Schaffer v. Cadwallader, 36 Pa. 126 (1860), involved the question of whether certain judgments against the City of Philadelphia were encumbrances upon the title to certain property conveyed by the city. The court held that the judgments were not liens on the land because they could not have been executed against city property. But the court did not invalidate the judgments as decisions of the rights of the parties, nor did it concern itself with the possibility of execution by some means other than the sale of public property.
Ford v. Kendall Borough School Dist., 121 Pa. 543 (1888), held that a school district was not responsible for the negligence of its employes. The court was concerned with a substantive right and not with the question of the enforcibility of a judgment against a public agency.
Although O’Donnell v. School District of Cass Twp., 133 Pa. 162 (1890), acknowledged that execution on a judgment against a school district could not be had by a sale of public property, the court recognized the method *53of execution by mandamus and attachment provided by the Act of May 8,1854, P. L. 617.
Although we are not now faced with the problem of execution, we point out that the present School Code of 1911, supra, sec. 514, provides for the collection of any judgment recovered against money in the hands of the school directors. Although the Lien Act of 1923 was intended to be “a complete and exclusive system in itself, so far as relates to tax and municipal claims”: sec. 41; the section providing the method of execution by levari facias, section 28 of the Act of 1923, 53 PS §2048, is in general language and does not necessarily prevail over section 514 of the School Code.

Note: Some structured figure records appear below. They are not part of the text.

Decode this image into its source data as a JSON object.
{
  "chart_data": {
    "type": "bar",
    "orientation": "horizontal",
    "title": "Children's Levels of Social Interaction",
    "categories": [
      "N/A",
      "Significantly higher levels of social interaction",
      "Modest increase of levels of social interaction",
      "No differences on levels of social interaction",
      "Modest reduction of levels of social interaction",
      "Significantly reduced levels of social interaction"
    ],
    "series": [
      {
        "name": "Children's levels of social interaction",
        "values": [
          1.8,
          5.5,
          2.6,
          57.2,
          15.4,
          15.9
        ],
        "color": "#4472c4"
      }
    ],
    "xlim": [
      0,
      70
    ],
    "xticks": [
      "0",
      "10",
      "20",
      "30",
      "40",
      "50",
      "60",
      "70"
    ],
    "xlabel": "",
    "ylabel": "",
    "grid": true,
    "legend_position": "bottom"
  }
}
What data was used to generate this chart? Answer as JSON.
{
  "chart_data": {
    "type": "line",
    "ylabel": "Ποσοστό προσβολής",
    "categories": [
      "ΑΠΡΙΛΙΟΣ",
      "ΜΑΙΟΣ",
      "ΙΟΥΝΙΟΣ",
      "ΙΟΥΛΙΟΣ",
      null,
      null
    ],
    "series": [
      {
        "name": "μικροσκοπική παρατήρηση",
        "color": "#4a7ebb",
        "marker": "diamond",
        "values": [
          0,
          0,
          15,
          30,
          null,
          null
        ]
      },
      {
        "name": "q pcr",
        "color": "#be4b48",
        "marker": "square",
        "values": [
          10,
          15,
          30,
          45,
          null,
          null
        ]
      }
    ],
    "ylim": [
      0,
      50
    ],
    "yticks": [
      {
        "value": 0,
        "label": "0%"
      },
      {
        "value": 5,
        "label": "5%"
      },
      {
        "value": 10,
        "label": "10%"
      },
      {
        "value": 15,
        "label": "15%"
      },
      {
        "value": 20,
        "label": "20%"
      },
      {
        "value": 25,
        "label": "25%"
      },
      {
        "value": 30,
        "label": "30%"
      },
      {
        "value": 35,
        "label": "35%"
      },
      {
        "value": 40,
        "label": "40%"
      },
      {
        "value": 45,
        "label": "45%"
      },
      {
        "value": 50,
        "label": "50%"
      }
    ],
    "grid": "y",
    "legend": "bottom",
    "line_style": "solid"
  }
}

In Wilkinsburg Borough v. School Dist., supra, the court said (p. 201) :
“Though the Act of 1923 in turn repeals legislation in conflict with its general terms, it may be said that such general statute without negative words, though containing a clause repealing all laws inconsistent therewith, cannot operate to set aside a previous statute which is particular, even though the provisions of the one are different from the other: Com. v. P. & E. R. R., 164 Pa. 252. It is against reason to suppose that the legislature, in framing a general system for the collection of municipal claims throughout the State, intended to repeal an act passed to meet special circumstances, or having a special object in view: Brown v. County Commissioners, 21 Pa. 37; Endlich on Interpretation of Statutes, pages 223, 303.”
It would be logical to hold that the legislature, under the general provisions of the Act of 1923, did not intend to repeal the special method of execution provided by the School Code and thus abrogate the settled rule prohibiting the sale of public property through a writ of levari facias. However, the question of whether the method of execution provided by section 514 of the School Code is available to a judgment in rem under the Municipal Lien Act must be reserved for a future decision.
*54The cases cited by defendant, Williams v. Controllers, 18 Pa. 275 (1852), and Patterson & Co. v. The Pennsylvania Reform School, 92 Pa. 229 (1879), holding that a mechanic’s lien may not be levied against public property because execution would be impossible, are distinguishable. Since a sale of the property levied upon was the only method of execution under a mechanic’s lien, in the absence of express statutory authorization the court refused to allow a mechanic’s lien to be filed against public property, in view of the public policy prohibiting an execution sale of such property.
The rule for judgment for want of a sufficient affidavit of defense is therefore made absolute.